Je lui ai alors dit que si elle parlait de "preuves" au sens juridique du terme, elle se trompait, il y avait beaucoup de preuves, mais pas des preuves directes. J'ai dû lui préciser qu' il y a 2 sortes de preuves, les preuves directes et les preuves indirectes, et que les preuves directes sont rares mais que les preuves indirectes, bien qu'elles demandent à être expliquées, sont tout aussi valables, et que si seules les preuves directes étaient acceptables beaucoup de crimes resteraient impunis. Je me suis laissée aller à entrer dans des explications sur ma vie, mon enfance et les tourments que m'avaient infligé mes soeurs et ma mère depuis toute petite parce que j'étais "plus rigolotte et plus jolie qu'elles", sachant bien que cela ne servait à rien car elle faisait preuve d'obstination et de mauvaise foi. Je lui ai dit finalement qu'il ne lui appartenait pas de juger de la qualité de mes preuves, que son rôle consiste simplement à transmettre mon message pour que l'inspecteur en charge de l'enquête puisse décider de la marche à suivre, et que de toute façon il n'y avait aucune piste, l'enquête piétinait depuis le début alors ce n'était pas le moment de faire la fine bouche sur la qualité des indices.

Elle m'a dit quelques phrases du genre qu'on prononce pour se débarrasser d'un gêneur.

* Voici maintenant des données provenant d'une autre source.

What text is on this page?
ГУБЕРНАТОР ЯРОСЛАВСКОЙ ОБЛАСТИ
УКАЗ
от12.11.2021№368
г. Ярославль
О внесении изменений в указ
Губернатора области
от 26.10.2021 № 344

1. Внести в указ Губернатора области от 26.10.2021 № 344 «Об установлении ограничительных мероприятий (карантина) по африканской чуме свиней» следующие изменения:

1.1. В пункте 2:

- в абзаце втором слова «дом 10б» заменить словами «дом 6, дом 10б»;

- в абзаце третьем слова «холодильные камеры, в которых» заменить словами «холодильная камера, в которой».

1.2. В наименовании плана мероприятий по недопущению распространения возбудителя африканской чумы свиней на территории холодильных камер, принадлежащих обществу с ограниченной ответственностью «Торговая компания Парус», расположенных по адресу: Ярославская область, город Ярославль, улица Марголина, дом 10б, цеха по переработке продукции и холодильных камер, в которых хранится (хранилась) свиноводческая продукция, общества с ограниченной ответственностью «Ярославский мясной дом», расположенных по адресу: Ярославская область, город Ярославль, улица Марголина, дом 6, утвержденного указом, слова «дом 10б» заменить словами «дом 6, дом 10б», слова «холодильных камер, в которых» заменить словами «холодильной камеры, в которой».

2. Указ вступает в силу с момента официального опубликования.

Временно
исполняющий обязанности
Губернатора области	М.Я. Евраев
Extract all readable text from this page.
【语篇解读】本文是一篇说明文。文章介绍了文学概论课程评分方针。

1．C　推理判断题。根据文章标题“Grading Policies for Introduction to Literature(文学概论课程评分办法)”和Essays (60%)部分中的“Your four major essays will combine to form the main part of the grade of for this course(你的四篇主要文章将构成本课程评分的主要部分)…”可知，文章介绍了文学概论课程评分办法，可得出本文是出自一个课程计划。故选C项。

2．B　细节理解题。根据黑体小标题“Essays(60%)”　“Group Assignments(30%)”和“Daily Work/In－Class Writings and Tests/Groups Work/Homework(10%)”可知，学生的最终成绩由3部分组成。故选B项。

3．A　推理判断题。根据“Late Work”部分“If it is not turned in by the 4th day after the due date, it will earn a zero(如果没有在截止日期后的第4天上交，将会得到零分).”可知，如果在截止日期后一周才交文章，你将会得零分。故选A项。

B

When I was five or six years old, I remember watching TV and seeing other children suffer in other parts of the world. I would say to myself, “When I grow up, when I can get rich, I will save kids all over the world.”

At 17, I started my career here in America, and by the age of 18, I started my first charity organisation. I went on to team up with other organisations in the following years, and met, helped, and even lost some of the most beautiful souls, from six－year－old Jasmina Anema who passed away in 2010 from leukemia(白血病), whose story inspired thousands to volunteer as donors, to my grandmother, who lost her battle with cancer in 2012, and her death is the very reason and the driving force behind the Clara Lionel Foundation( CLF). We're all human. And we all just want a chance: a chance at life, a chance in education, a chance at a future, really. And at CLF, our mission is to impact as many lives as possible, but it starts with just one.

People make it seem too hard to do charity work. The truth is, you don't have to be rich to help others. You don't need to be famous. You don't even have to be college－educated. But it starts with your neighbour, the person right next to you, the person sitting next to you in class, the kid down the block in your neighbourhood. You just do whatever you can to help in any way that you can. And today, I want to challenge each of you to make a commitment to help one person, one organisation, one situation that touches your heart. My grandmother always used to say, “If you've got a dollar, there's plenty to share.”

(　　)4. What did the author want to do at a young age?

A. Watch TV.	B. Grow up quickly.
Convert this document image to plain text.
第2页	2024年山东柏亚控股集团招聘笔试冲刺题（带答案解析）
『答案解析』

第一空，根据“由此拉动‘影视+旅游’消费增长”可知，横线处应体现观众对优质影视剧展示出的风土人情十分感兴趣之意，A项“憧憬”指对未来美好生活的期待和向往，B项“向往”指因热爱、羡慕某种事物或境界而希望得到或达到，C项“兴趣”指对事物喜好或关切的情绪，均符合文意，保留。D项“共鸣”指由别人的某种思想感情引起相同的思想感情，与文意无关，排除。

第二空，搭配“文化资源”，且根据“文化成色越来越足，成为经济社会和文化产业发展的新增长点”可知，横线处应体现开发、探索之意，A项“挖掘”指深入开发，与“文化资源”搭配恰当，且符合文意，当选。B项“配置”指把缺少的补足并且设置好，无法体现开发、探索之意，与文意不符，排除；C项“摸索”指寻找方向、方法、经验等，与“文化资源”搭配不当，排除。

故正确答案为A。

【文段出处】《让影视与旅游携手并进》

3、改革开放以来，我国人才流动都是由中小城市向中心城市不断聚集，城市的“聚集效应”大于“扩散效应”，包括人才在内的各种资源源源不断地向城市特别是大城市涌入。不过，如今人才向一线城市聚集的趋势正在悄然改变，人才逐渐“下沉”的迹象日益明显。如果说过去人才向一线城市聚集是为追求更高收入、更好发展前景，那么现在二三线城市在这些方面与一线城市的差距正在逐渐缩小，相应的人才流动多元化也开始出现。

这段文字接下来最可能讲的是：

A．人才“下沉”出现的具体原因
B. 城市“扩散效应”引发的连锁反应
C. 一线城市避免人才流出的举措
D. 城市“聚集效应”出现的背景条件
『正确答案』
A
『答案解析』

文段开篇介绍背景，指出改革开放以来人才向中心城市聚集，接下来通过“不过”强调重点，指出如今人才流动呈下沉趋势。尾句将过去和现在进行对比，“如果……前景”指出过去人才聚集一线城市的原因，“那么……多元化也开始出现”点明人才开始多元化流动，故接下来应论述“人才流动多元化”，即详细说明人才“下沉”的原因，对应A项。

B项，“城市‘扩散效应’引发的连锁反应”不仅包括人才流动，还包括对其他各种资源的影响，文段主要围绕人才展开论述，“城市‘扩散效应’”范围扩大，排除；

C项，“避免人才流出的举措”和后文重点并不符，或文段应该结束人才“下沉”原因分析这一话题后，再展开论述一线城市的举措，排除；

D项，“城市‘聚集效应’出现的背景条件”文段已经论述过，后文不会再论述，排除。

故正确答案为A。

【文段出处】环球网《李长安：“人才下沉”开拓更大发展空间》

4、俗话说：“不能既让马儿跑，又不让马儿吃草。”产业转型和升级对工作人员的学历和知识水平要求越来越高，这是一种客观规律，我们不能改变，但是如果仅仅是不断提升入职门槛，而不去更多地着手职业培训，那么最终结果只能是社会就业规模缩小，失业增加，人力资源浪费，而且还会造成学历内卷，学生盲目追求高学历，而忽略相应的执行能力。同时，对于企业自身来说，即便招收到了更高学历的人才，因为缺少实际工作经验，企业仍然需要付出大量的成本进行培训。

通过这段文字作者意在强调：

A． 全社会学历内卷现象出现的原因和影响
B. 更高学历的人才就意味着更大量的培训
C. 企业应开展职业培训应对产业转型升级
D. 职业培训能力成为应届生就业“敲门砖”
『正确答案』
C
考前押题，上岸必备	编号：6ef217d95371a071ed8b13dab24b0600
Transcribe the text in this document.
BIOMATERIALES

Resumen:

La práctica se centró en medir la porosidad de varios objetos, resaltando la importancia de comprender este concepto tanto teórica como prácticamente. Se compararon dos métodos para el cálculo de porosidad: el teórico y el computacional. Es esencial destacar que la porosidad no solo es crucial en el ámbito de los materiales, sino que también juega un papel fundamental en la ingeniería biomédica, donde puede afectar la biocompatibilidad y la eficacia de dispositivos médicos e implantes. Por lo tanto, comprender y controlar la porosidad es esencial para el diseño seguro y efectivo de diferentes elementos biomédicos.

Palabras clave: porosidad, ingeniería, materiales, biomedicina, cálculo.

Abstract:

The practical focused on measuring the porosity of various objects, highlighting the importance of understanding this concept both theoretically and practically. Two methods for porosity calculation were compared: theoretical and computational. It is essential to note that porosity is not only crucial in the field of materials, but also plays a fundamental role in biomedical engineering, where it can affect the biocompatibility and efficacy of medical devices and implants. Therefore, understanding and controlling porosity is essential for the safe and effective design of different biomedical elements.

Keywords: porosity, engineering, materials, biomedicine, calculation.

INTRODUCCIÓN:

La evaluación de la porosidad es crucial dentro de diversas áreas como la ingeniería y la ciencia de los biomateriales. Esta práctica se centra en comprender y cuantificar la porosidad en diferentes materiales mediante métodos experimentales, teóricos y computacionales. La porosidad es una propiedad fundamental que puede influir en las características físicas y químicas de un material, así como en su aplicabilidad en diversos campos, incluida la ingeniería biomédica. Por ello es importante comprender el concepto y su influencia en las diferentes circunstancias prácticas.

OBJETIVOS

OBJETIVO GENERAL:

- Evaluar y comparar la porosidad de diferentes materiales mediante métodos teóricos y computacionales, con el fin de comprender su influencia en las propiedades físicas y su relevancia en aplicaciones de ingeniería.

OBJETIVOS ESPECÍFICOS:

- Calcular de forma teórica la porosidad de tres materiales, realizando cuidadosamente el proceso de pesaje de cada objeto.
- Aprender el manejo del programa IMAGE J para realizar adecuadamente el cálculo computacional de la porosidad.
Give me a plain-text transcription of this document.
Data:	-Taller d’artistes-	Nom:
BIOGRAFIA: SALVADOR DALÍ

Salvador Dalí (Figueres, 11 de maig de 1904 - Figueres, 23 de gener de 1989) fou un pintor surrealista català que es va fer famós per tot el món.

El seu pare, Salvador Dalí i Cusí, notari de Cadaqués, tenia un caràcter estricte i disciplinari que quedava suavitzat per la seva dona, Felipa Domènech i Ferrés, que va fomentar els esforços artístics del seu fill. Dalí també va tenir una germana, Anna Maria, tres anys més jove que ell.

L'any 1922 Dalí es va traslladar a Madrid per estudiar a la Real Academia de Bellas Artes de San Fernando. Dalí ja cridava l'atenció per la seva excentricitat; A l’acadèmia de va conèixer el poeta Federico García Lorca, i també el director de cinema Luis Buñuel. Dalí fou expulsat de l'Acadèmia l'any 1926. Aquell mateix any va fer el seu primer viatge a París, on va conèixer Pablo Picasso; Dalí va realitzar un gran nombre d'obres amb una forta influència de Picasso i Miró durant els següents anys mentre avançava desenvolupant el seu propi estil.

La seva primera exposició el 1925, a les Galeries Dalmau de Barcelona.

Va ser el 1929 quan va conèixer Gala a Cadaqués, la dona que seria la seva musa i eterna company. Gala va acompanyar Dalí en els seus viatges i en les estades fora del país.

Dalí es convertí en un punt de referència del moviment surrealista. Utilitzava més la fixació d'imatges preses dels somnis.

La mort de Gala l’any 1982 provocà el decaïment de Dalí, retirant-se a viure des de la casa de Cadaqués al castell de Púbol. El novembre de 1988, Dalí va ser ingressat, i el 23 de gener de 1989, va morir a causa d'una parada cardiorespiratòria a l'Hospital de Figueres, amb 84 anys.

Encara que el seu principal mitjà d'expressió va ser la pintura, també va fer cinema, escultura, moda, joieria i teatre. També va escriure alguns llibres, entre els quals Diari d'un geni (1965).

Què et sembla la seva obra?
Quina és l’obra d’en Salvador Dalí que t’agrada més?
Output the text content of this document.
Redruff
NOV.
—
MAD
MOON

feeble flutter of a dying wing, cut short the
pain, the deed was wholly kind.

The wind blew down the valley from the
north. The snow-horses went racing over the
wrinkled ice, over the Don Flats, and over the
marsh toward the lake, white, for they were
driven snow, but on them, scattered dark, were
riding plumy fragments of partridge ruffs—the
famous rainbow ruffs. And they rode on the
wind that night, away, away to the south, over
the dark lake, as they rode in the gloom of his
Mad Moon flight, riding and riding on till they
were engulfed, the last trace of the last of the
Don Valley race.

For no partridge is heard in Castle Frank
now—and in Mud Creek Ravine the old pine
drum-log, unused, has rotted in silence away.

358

Je savais pertinament que c'était ma mère qui était l'auteur de ces phrases parce que ce qu'elle me disait était très blessant surtout pour quelqu'un qui comme moi avait traversé tant d'épreuves. Mais je n'ai pas accepté d'être blessée. J'avais l'habitude de ces flèches empoisonnées.

Environ une semaine plus tard j'ai appelé à nouveau chez Benoit Amel, et cette fois j'ai laissé un message sur le répondeur, disant que c'était la 3ème fois que j'appelais et qu'il était extrêmement important et urgent de communiquer l'adresse de mon site internet à l'inspecteur en charge de l'enquête sur le colis piégé du bd Malesherbes. Et depuis, rien.

Voilà, j'avais espéré qu'en contactant un membre de la famille de la victime décédée je trouverais à coup sûr une personne amie qui m'aiderait, mais une fois de plus je m'étais trompée. Cette Selima Benbouali ne devait pas être un vrai membre de la famille, mais une complice des coupables, installée là pour me mener dans une voie sans issue.